Three types of Ecstasy are specified in the literature on the subject:
1. Shamanic Ecstasy
2. Prophetic Ecstasy
3. Mystical Ecstasy
Shamanic ecstasy is provoked by the ascension of the soul of the shaman into the heavens or its descent into the underworld. These states of ecstatic exaltation are usually achieved after great and strenuous training and initiation, often under distressing circumstances. The resulting contact by the shaman with the higher or lower regions and their inhabitants, and also with nature spirits enables him or her to accomplish such tasks as accompanying the soul of a deceased into its proper place in the next world, affect the well-being of the sick and to convey the story of their inner travels upon their return to the mundane awareness.

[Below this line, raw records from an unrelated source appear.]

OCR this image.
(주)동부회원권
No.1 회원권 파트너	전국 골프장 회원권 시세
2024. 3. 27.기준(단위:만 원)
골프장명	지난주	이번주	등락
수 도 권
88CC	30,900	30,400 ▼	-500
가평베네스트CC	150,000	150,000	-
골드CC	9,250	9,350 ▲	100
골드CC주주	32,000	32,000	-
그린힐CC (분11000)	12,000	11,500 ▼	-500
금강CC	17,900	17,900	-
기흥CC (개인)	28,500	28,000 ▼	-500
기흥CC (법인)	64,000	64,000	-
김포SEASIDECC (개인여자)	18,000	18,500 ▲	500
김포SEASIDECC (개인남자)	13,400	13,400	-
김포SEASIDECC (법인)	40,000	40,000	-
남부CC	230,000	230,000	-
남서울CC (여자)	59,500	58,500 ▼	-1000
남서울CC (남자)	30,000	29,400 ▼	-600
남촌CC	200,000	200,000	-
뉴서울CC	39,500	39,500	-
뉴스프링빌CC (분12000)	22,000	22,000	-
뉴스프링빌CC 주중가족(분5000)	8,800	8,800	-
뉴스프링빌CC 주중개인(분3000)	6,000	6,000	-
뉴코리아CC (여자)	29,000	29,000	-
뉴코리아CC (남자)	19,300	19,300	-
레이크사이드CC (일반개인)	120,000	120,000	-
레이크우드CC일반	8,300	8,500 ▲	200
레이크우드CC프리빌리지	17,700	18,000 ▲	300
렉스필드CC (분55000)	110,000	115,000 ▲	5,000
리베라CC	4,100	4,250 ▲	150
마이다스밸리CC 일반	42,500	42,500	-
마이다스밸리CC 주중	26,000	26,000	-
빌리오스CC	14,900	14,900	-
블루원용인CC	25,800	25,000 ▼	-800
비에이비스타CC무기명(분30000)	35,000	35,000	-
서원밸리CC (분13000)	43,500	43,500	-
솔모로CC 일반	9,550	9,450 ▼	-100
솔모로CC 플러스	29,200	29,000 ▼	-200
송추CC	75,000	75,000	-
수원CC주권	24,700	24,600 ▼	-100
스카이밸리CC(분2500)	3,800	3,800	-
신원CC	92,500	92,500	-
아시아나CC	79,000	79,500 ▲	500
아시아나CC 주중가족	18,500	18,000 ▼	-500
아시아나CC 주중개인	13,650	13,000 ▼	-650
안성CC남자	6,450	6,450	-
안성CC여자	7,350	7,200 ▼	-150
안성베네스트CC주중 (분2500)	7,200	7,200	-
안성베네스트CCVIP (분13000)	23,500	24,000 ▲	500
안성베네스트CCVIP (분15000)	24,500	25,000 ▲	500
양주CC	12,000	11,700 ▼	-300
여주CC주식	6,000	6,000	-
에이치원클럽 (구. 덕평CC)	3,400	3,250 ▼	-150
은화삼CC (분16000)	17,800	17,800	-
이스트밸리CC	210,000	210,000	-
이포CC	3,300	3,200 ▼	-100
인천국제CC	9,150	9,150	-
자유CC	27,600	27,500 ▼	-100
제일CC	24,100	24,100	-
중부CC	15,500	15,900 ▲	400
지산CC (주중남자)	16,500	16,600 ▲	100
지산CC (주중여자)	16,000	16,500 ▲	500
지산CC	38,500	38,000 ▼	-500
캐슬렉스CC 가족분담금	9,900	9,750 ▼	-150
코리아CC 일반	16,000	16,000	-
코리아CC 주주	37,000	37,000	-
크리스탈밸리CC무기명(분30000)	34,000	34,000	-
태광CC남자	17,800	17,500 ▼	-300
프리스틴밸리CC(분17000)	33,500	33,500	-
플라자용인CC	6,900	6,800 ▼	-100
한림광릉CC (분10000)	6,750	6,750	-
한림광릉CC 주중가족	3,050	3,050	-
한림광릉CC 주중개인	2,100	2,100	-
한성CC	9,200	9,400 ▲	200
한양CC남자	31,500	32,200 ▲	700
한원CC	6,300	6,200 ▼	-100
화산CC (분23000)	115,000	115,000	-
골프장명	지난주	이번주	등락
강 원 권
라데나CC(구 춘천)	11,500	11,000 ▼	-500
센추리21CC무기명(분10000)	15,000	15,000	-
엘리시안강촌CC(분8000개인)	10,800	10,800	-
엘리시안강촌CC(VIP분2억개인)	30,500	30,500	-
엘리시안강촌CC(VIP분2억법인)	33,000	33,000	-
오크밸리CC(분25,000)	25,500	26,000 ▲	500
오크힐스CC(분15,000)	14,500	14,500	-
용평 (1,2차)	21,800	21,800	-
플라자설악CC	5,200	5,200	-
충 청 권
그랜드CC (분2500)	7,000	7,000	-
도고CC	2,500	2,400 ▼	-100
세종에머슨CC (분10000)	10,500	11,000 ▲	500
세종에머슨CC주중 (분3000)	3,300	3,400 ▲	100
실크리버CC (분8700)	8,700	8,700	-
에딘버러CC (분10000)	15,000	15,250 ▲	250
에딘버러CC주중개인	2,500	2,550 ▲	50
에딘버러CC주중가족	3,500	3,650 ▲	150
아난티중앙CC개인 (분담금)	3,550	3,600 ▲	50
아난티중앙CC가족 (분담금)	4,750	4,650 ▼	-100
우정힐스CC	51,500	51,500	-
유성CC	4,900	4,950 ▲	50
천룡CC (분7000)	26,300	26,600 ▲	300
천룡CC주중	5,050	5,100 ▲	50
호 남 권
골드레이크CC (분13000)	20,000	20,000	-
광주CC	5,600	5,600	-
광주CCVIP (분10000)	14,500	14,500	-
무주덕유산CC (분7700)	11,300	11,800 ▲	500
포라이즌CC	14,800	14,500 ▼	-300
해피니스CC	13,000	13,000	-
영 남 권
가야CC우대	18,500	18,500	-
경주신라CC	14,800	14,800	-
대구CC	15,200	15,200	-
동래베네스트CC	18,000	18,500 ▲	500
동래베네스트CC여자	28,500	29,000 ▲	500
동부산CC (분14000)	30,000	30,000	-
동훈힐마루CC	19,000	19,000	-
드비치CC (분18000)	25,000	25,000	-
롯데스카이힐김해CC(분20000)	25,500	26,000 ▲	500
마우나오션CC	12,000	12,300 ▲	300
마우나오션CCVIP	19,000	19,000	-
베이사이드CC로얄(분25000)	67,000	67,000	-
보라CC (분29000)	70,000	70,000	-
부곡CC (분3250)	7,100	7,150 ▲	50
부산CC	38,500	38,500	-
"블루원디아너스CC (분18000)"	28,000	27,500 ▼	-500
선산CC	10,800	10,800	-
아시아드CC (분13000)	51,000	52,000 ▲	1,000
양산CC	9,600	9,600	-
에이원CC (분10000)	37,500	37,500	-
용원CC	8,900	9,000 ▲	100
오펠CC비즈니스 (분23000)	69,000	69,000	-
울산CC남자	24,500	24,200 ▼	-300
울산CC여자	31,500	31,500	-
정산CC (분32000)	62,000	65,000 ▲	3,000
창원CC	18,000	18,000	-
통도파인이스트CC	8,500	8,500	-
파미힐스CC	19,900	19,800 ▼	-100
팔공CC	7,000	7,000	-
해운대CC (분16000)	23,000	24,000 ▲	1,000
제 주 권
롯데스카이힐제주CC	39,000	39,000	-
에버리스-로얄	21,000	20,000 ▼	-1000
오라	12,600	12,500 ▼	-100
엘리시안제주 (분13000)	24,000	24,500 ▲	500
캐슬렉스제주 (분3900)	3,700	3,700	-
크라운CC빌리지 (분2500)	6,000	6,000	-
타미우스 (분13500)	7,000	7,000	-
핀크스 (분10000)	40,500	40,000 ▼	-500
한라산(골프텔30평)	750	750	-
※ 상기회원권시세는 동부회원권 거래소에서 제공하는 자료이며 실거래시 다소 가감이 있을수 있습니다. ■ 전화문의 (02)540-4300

The utterances of the shaman are in contrast with those of prophetic and mystical ecstasy. The prophet literally speaks for God, while the mystic reports an overwhelming divine presence. In mysticism, the direct knowledge or experience of the divine ultimate reality, which is perceptible in two ways, emotional and intuitive. While these three varieties of ecstatic experience are useful for the purposes of analysis and discussion, it is not unusual for more than one form of ecstasy to be present in an individual's experience.
However, it can be argued that, generally speaking, there are three perceptive levels of ecstasy.
1) The physiological response, in which the mind becomes absorbed in and focused on a dominant idea, the attention is withdrawn and the nervous system itself is in part cut off from physical sensory input. The body exhibits reflex inertia, involuntary nervous responses, frenzy.
2) Emotional perception of ecstasy refers to overwhelming feelings of awe, anxiety, joy, sadness, fear, astonishment, passion, etc.
3) Intuitive perception communicates a direct experience and Understanding of the transpersonal experience of expanded states of awareness or consciousness.
While the physiological response is always present, the emotional response may or may not be significant when intuition is the principal means of ecstatic perception. Some have argued that beyond the intuitive state there is a fourth condition in which the holistic perception exceeds mental and emotional limitations and understanding.
The ecstatic experience of the shaman goes beyond a feeling or perception of the sacred, the demonic or of natural spirits. It involves the shaman directly and actively in transcendent realities or lower realms of being.